Opened 2 years ago

Closed 15 months ago

Last modified 14 months ago

#11158 closed task (fixed)

Combine exprIsTrivial and cpe_ExprIsTrivial

Reported by: simonpj Owned by:
Priority: highest Milestone: 8.2.1
Component: Compiler Version: 7.10.2
Keywords: Cc: ezyang, simonmar
Operating System: Unknown/Multiple Architecture: Unknown/Multiple
Type of failure: None/Unknown Test Case:
Blocked By: Blocking:
Related Tickets: #12757 Differential Rev(s): Phab:D2666
Wiki Page:

Description

Look at CoreUtils.exprIsTrivial and CorePrep.cpe_ExprIsTrivial. They are identical!

The latter has a comment saying

cpe_ExprIsTrivial :: CoreExpr -> Bool
-- Version that doesn't consider an scc annotation to be trivial.

but the code does not treat ticks any differently.

So the question is: are they supposed to be different? And if not, can we just combine them?

Peter W, Simon M: this is your territory.
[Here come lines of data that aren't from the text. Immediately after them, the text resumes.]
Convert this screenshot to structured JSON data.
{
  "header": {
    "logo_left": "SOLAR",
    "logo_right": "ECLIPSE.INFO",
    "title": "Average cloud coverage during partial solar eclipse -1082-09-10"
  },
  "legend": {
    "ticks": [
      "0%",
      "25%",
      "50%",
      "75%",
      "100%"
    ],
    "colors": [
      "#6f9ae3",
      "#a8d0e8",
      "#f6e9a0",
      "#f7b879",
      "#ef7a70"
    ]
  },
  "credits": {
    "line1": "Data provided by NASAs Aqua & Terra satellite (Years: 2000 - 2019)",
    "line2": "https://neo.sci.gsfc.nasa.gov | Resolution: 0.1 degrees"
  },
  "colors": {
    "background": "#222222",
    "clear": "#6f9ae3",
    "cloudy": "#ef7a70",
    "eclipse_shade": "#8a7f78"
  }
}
I don't understand tick stuff well enough.

Simon

Change History (38)

comment:1 Changed 2 years ago by simonpj

Milestone: 8.0.1
Owner: set to scpmw
Priority: normalhigh

I'll put it as high priority because it should be quick and easy

comment:2 Changed 2 years ago by scpmw

From a quick scan through the Git history, that particular comment has been out of date for quite some time, starting with Simon M's tick overhaul in 7bb0447, where

Note [SCCs are trivial]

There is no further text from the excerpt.